The Carmichael project is still subject to Federal environmental approval, with the Queensland Coordinator- General’s report to now be assessed by the Commonwealth Environment Minister under the Environment Protection and Biodiversity Conservation Act 1999 (Cth).
QUEENSLAND GOVERNMENT DEFINES RAIL CORRIDOR POLICY
The Queensland Government has confirmed its policy that only two multi-user rail corridors are necessary to service the needs of Queensland’s Galilee Basin. In a recent Ministerial Statement, Deputy Premier and Minister for State Development, Infrastructure and Planning, Jeff Seeney, has said that the corridors best- placed to service the region are:
- the rail corridor approved in GVK and Hancock Coal’s Alpha Coal project proposed to join into the Aurizon rail network; and
- the rail corridors being developed for Adani’s Carmichael Coal Mine and Rail and North Galilee Basin Rail projects.
Mr Seeney has stated that his “clear view is that these two corridors reflect the projects that are best placed in their approval processes, they have pit-to-port capability and they continue to progress in a manner which suggests they are serious about moving forward”.

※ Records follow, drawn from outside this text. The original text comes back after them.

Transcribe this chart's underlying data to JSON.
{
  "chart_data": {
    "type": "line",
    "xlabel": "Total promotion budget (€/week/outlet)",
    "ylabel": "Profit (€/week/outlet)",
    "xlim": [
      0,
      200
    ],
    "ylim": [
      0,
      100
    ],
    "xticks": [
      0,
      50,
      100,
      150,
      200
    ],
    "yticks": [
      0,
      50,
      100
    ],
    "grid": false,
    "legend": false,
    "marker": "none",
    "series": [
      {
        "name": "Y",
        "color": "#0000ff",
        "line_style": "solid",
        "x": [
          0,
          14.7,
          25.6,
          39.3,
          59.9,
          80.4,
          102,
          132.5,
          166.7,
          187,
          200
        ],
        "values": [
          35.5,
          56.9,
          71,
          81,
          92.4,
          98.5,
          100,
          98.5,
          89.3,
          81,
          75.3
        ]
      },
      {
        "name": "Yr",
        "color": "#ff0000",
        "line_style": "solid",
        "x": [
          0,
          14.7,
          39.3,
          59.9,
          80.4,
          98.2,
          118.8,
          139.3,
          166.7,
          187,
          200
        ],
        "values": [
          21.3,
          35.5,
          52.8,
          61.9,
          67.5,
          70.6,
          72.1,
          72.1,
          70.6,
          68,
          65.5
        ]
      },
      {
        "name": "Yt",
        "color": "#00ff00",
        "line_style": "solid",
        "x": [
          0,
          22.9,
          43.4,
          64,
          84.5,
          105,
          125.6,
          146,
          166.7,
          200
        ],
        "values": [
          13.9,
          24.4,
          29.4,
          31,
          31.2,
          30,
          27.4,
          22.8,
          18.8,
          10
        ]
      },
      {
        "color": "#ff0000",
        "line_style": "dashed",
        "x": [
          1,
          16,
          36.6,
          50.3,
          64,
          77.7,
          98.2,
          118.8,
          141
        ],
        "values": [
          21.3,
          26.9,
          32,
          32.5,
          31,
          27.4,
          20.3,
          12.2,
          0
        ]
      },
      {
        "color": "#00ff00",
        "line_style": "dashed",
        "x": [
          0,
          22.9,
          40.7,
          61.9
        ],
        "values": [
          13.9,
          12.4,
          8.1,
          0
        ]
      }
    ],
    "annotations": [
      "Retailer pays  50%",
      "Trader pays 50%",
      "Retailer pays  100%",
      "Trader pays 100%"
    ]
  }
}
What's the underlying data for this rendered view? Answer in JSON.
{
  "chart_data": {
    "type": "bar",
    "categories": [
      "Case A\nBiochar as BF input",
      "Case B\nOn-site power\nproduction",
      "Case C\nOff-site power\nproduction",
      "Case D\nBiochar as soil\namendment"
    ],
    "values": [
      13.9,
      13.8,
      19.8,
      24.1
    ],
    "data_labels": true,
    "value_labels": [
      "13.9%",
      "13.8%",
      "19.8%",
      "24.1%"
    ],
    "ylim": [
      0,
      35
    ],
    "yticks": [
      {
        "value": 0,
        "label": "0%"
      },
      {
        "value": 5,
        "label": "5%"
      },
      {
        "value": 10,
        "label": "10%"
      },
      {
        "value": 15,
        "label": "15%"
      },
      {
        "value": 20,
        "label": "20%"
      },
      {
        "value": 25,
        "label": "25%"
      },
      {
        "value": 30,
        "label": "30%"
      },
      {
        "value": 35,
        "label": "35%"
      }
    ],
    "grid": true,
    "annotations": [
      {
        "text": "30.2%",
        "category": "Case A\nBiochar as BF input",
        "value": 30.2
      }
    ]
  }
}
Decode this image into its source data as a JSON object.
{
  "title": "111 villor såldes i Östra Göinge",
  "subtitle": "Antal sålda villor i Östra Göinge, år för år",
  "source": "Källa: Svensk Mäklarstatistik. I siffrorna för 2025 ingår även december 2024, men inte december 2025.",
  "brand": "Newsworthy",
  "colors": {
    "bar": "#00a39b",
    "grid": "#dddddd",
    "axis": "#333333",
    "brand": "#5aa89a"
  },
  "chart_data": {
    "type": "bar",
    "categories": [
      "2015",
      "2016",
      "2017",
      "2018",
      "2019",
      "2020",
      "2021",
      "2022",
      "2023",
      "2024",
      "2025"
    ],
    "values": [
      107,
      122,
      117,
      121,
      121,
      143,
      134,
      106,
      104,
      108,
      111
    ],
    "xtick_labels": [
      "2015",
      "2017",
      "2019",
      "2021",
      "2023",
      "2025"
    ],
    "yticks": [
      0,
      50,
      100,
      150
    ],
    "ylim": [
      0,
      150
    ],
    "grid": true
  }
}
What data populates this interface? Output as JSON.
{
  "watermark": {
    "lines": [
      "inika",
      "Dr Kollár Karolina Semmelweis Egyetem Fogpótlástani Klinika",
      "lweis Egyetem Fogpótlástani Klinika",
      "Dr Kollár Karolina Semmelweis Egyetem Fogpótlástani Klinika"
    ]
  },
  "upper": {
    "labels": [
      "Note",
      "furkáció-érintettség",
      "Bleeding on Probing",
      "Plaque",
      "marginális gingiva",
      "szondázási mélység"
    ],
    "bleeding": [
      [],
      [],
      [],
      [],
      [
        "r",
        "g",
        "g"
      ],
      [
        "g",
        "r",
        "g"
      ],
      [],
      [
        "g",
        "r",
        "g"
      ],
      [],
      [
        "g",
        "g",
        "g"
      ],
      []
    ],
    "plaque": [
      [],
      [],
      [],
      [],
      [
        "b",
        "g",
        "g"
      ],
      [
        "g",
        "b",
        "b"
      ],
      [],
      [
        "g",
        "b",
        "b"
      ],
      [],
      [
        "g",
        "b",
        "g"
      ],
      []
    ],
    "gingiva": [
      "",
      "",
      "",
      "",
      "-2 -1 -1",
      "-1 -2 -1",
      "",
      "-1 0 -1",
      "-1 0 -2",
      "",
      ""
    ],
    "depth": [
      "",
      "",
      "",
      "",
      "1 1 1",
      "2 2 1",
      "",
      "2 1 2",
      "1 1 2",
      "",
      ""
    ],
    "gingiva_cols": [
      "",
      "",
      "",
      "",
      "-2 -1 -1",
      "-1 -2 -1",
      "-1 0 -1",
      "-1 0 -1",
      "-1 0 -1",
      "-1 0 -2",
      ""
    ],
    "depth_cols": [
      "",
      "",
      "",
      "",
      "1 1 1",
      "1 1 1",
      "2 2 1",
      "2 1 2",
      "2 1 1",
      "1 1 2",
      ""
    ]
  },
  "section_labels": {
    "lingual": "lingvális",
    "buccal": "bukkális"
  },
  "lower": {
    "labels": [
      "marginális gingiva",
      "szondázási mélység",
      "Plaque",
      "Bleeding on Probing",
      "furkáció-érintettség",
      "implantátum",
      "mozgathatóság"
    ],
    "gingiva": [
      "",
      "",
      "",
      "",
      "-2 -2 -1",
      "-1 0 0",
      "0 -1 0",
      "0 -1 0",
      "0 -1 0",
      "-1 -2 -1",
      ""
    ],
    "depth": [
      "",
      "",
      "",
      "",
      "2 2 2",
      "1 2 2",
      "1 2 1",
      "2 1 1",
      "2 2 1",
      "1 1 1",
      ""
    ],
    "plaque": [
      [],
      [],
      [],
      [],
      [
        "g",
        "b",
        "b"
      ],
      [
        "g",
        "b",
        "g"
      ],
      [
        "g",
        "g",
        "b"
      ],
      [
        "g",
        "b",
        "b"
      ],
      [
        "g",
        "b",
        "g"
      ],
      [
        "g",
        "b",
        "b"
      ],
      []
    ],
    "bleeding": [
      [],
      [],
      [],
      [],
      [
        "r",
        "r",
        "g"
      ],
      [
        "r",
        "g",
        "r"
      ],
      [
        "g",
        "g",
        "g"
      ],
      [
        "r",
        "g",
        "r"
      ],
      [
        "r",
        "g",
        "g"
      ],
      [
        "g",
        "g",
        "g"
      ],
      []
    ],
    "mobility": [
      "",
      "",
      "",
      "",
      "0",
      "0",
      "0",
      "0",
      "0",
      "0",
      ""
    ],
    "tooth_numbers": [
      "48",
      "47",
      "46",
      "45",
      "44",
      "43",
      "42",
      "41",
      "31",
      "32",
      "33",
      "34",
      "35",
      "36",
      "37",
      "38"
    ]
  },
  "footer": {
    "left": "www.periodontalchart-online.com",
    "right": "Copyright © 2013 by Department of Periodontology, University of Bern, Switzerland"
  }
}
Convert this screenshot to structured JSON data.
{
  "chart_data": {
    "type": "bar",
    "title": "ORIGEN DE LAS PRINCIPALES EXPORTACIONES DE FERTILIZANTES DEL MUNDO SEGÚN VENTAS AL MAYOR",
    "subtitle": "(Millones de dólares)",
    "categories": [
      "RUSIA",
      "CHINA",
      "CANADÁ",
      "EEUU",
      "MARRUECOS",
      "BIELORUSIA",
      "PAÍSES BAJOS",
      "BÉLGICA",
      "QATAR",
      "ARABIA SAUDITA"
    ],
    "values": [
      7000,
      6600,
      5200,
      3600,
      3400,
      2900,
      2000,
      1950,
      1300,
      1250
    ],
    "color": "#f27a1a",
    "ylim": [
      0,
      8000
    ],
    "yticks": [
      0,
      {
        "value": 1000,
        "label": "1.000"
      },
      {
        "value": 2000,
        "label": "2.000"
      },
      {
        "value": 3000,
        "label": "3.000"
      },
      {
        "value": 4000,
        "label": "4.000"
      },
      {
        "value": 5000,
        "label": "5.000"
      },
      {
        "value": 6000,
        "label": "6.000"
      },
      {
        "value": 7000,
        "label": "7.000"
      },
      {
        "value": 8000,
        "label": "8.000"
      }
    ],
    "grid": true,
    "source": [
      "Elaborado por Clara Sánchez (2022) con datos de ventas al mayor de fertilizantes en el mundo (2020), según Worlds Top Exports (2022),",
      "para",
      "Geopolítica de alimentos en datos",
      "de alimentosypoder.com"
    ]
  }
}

THE 2014 BUDGET – PROPOSED EXPLORATION DEVELOPMENT INCENTIVE
The Australian Federal Government has promised A$100 million over the forward estimates period under the 2014 budget, aimed at encouraging investment in small exploration companies undertaking greenfields mineral exploration in Australia. This initiative is known as the Exploration Development Incentive (Incentive). The Incentive is targeted at addressing the downturn in mineral exploration expenditure which fell 9.8%, while greenfields drilling fell 33.2%, in the December quarter.
How will it work?
It is proposed that under the proposed Incentive, a tax credit will be provided to Australian resident shareholders for eligible greenfields exploration expenditure incurred in Australia, starting for investments made from 1 July 2014.
To ensure that the Incentive is only available for investment in junior mineral exploration companies, it is proposed that the Incentive will be open to companies that:
- are listed or have over 50 members and dispersed ownership;
- engage in the exploration for new mineral discoveries in Australia; and
- meet a “no taxable income” test.
FIRST COAL FROM COCKATOO COAL’S BARALABA EXPANSION
An official opening for the commencement of mining operations at ASX-listed Cockatoo Coal’s Baralaba North Expansion project was held on 9 May 2014. The first phase of the metallurgical coal mine will allow Cockatoo Coal to increase production from approximately 700,000 tonnes per year to approximately 1 Mtpa, with a further increase expected to increase production to 3.5 Mtpa by 2015.
Cockatoo Coal’s CEO Andrew Lawson has stated that coal will be exported through WICET to Japan and Korea for steel making purposes initially, with future opportunities to export to China, Taiwan and India.